I often design analog circuits and microcontroller based projects. Since, I need portability in most of my projects I used to use the cheap 9V batteries.

Initially, they worked good in the testing phase and I didn't have any knowledge about capacity of the battery or I didn't care about the capacity.

But until one day when I designed an analog line following robot with LM358 Dual opamp ICs. The 9V battery used to last only for about 10-15mins,

and it couldn't supply the required amount of power. Since, the robot used the opamps as comparators the voltage drop used to de calibrate the

light sensors as the threshold voltage of comparators kept on dropping.


That's when I started looking for some nice power supplies. I came across some cheap buck/boost converters on eBay. But being an electronics engineer,

I decided to build one on my own. I had a 3.7V Li-ion battery but it was useless for 5V microcontrollers. I decided to make a boost converter.


The TI Webench design tool helped a lot in choosing the proper boost converter IC and external components. LM2765 is the part I used for the power supply.

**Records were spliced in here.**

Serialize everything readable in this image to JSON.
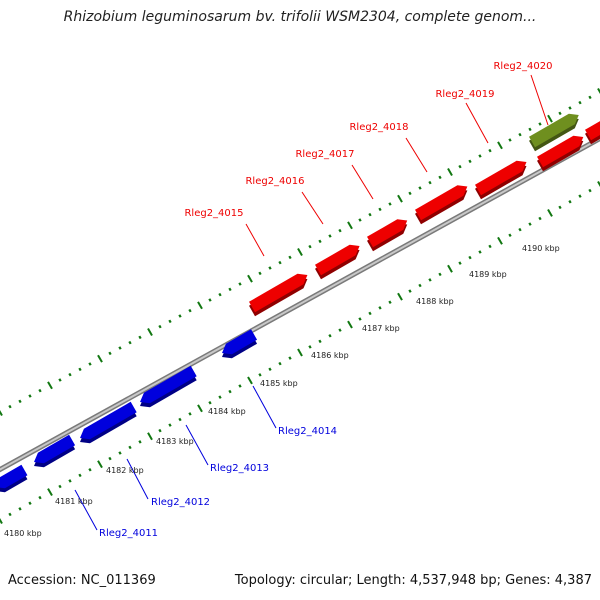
{
  "title": "Rhizobium leguminosarum bv. trifolii WSM2304, complete genom...",
  "footer": {
    "accession": "Accession: NC_011369",
    "summary": "Topology: circular; Length: 4,537,948 bp; Genes: 4,387"
  },
  "colors": {
    "forward_gene": "#ee0000",
    "reverse_gene": "#0000dd",
    "other_feature": "#6f8f1f",
    "backbone": "#999999",
    "tick_marks": "#117711"
  },
  "scale_labels": [
    "4180 kbp",
    "4181 kbp",
    "4182 kbp",
    "4183 kbp",
    "4184 kbp",
    "4185 kbp",
    "4186 kbp",
    "4187 kbp",
    "4188 kbp",
    "4189 kbp",
    "4190 kbp"
  ],
  "forward_genes": [
    "Rleg2_4015",
    "Rleg2_4016",
    "Rleg2_4017",
    "Rleg2_4018",
    "Rleg2_4019"
  ],
  "other_features": [
    "Rleg2_4020"
  ],
  "reverse_genes": [
    "Rleg2_4011",
    "Rleg2_4012",
    "Rleg2_4013",
    "Rleg2_4014"
  ]
}
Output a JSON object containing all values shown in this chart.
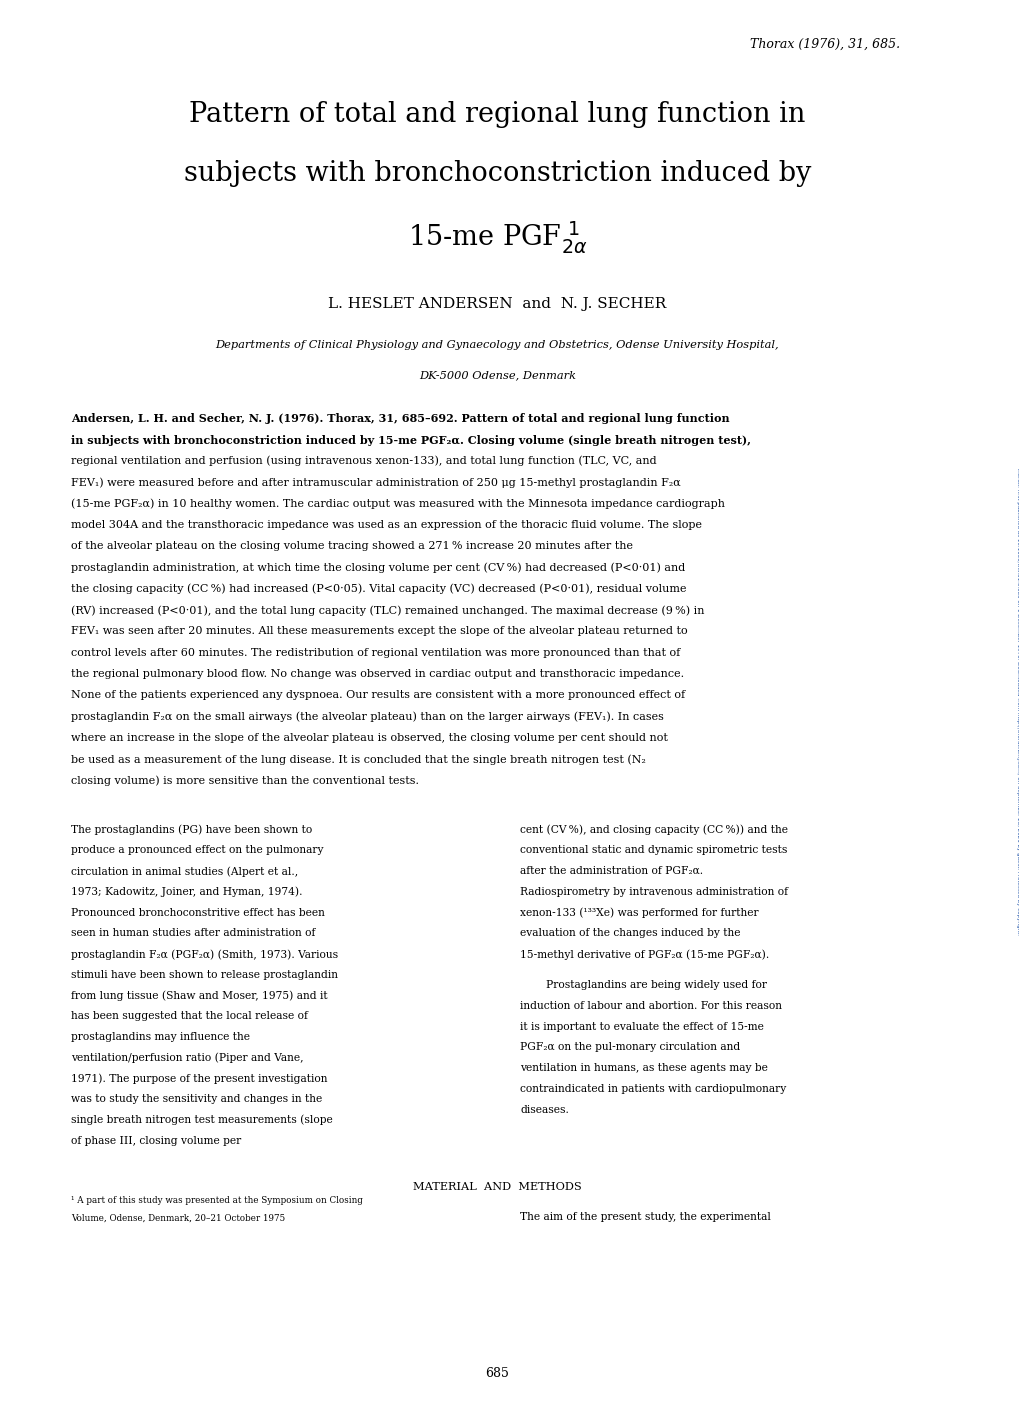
{
  "background_color": "#ffffff",
  "page_width": 10.2,
  "page_height": 14.01,
  "journal_ref": "Thorax (1976), 31, 685.",
  "side_text": "Thorax: first published as 10.1136/thx.31.6.685 on 1 December 1976. Downloaded from http://thorax.bmj.com/ on September 28, 2021 by guest. Protected by copyright.",
  "title_line1": "Pattern of total and regional lung function in",
  "title_line2": "subjects with bronchoconstriction induced by",
  "authors": "L. HESLET ANDERSEN  and  N. J. SECHER",
  "affiliation1": "Departments of Clinical Physiology and Gynaecology and Obstetrics, Odense University Hospital,",
  "affiliation2": "DK-5000 Odense, Denmark",
  "abs_bold": "Andersen, L. H. and Secher, N. J. (1976). Thorax, 31, 685–692. Pattern of total and regional lung function in subjects with bronchoconstriction induced by 15-me PGF₂α.",
  "abs_regular": " Closing volume (single breath nitrogen test), regional ventilation and perfusion (using intravenous xenon-133), and total lung function (TLC, VC, and FEV₁) were measured before and after intramuscular administration of 250 μg 15-methyl prostaglandin F₂α (15-me PGF₂α) in 10 healthy women. The cardiac output was measured with the Minnesota impedance cardiograph model 304A and the transthoracic impedance was used as an expression of the thoracic fluid volume. The slope of the alveolar plateau on the closing volume tracing showed a 271 % increase 20 minutes after the prostaglandin administration, at which time the closing volume per cent (CV %) had decreased (P<0·01) and the closing capacity (CC %) had increased (P<0·05). Vital capacity (VC) decreased (P<0·01), residual volume (RV) increased (P<0·01), and the total lung capacity (TLC) remained unchanged. The maximal decrease (9 %) in FEV₁ was seen after 20 minutes. All these measurements except the slope of the alveolar plateau returned to control levels after 60 minutes. The redistribution of regional ventilation was more pronounced than that of the regional pulmonary blood flow. No change was observed in cardiac output and transthoracic impedance. None of the patients experienced any dyspnoea. Our results are consistent with a more pronounced effect of prostaglandin F₂α on the small airways (the alveolar plateau) than on the larger airways (FEV₁). In cases where an increase in the slope of the alveolar plateau is observed, the closing volume per cent should not be used as a measurement of the lung disease. It is concluded that the single breath nitrogen test (N₂ closing volume) is more sensitive than the conventional tests.",
  "col1_text": "The prostaglandins (PG) have been shown to produce a pronounced effect on the pulmonary circulation in animal studies (Alpert et al., 1973; Kadowitz, Joiner, and Hyman, 1974). Pronounced bronchoconstritive effect has been seen in human studies after administration of prostaglandin F₂α (PGF₂α) (Smith, 1973). Various stimuli have been shown to release prostaglandin from lung tissue (Shaw and Moser, 1975) and it has been suggested that the local release of prostaglandins may influence the ventilation/perfusion ratio (Piper and Vane, 1971). The purpose of the present investigation was to study the sensitivity and changes in the single breath nitrogen test measurements (slope of phase III, closing volume per",
  "col2_text": "cent (CV %), and closing capacity (CC %)) and the conventional static and dynamic spirometric tests after the administration of PGF₂α. Radiospirometry by intravenous administration of xenon-133 (¹³³Xe) was performed for further evaluation of the changes induced by the 15-methyl derivative of PGF₂α (15-me PGF₂α). Prostaglandins are being widely used for induction of labour and abortion. For this reason it is important to evaluate the effect of 15-me PGF₂α on the pulmonary circulation and ventilation in humans, as these agents may be contraindicated in patients with cardiopulmonary diseases.",
  "material_methods": "MATERIAL  AND  METHODS",
  "material_text": "The aim of the present study, the experimental",
  "footnote_line1": "¹ A part of this study was presented at the Symposium on Closing",
  "footnote_line2": "Volume, Odense, Denmark, 20–21 October 1975",
  "page_number": "685"
}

Since then I have been using the same battery and the boost converter to power up my projects. It's been 2 years now.

I have also made many DC-DC step down power supplies using TI's buck converters.


TI has helped me learn about power supplies and the datasheets and applications circuits on the website help a lot too. Especially the TI Webench tool let's you input the

parameters and displays a list of ICs as per your requirements. It simulates the result of the selected product and displays a lot of important details like the BOM, efficiency,

steady state parameters, etc.


I believe the book will help me explore more such power supply designs. It will help me to design a MPPT based solar battery charger.